By contrast, headline earnings per share from continuing operations are forecast to rise between 8.3 percent and 15.3 percent. The gap reflects volatility linked to investment revaluations, including losses tied to Tencent during the reporting period. 

Basic earnings per share from continuing operations are expected to range from a decline of 1.3 percent to an increase of 5.7 percent. The weaker showing at this level was influenced by fewer share sales in Tencent and foreign-exchange losses on euro-denominated debt.

To ensure consistent comparisons, Naspers restated prior figures after a five-for-one share split completed in October 2025. On a combined basis, including discontinued operations, core headline earnings per share are expected to rise between 21.5 percent and 28.5 percent.
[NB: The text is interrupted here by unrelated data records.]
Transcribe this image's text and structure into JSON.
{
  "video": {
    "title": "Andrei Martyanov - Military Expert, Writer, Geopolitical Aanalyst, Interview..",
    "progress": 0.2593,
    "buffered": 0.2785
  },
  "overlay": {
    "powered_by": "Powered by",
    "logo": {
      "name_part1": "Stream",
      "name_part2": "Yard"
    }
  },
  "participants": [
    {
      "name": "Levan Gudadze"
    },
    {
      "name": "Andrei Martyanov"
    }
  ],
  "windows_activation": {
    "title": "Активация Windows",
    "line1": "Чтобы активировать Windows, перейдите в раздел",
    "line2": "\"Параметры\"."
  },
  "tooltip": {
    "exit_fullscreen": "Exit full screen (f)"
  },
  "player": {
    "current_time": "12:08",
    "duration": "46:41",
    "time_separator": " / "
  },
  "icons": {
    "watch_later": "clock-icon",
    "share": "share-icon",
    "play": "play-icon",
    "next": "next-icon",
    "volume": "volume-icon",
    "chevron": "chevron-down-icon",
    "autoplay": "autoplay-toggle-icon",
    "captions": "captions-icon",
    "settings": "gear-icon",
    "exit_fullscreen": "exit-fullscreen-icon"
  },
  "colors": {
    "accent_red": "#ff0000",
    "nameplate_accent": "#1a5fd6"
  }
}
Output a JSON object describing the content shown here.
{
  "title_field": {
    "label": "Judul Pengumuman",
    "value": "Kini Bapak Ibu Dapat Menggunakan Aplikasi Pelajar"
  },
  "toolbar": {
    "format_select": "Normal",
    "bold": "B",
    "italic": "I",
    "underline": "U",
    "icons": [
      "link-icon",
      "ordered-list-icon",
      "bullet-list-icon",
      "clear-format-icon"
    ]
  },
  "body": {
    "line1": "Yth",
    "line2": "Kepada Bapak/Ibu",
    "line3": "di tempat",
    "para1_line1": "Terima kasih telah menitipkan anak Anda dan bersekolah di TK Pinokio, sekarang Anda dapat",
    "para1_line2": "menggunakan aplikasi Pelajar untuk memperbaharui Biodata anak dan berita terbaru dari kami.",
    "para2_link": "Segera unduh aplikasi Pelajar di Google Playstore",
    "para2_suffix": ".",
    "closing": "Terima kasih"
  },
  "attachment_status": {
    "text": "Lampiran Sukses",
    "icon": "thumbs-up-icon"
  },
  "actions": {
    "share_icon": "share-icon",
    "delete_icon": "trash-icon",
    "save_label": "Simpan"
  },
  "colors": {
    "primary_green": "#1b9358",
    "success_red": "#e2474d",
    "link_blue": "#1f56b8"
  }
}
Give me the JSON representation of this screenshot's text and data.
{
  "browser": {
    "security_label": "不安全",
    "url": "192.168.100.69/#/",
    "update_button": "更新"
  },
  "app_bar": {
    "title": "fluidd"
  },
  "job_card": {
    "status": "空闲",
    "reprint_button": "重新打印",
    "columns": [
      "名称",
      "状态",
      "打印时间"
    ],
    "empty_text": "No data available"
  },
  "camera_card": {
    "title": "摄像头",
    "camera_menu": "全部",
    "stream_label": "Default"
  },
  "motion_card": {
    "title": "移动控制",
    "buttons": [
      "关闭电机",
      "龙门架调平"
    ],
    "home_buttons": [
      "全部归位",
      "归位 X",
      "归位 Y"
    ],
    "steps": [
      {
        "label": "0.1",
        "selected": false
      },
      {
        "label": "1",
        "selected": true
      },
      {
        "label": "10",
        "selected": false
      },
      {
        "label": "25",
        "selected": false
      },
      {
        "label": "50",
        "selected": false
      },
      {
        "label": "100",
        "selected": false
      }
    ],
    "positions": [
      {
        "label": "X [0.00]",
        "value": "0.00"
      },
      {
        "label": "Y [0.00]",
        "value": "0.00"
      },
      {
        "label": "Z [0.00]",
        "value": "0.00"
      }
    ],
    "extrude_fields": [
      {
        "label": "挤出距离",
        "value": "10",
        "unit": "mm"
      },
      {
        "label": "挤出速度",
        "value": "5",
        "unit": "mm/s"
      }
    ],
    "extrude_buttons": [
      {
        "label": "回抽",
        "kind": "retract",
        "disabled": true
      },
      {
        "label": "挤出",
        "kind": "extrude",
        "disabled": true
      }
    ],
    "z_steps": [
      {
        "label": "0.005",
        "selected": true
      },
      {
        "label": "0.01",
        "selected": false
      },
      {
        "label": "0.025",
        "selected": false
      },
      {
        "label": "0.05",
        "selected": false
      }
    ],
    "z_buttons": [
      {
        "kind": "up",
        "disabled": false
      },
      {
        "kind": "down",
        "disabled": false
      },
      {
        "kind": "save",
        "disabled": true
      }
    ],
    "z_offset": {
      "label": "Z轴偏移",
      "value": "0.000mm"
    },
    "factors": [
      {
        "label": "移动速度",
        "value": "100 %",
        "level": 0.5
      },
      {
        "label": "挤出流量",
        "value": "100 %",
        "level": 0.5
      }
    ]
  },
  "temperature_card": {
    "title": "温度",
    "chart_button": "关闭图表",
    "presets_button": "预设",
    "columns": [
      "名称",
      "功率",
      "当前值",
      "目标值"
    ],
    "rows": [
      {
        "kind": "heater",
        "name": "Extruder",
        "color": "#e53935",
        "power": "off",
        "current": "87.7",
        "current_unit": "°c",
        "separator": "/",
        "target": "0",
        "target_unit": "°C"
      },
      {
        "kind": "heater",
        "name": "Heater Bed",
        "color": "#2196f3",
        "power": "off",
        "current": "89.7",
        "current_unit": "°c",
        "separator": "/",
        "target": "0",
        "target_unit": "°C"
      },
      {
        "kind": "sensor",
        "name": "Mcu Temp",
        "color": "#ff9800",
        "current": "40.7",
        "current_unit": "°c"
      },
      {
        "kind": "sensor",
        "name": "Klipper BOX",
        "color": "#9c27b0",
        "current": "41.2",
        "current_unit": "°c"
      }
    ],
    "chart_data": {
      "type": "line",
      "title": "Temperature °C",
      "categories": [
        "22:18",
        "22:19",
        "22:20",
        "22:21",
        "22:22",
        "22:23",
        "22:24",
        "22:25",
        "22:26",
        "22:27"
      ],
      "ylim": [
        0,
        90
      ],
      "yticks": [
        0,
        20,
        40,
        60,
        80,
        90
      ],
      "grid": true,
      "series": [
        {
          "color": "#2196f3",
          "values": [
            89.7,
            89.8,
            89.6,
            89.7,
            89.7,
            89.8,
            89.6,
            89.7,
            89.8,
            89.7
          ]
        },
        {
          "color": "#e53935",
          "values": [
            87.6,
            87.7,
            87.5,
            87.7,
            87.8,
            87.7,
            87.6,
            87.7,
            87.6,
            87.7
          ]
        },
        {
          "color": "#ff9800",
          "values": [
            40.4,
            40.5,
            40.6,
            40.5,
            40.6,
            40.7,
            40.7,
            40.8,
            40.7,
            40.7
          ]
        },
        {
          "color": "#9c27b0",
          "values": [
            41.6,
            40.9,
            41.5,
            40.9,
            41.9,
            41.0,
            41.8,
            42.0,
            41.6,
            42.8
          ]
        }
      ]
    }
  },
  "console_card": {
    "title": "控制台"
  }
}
Naspers expands global internet portfolio

Founded in 1915, Naspers has transformed from a South African publishing company into a global internet investor. Its strategy now focuses on building and backing consumer internet platforms across online classifieds, food delivery, fintech and education technology in markets including Brazil, India and Europe.

Through its companies, including Media24, Takealot and Mr D, Naspers continues to expand its presence in South Africa while supporting job creation and digital services growth. It remains the majority shareholder of Prosus, which is listed on Euronext Amsterdam, and retains an indirect 24.6 percent stake in Tencent, one of the world’s largest internet companies.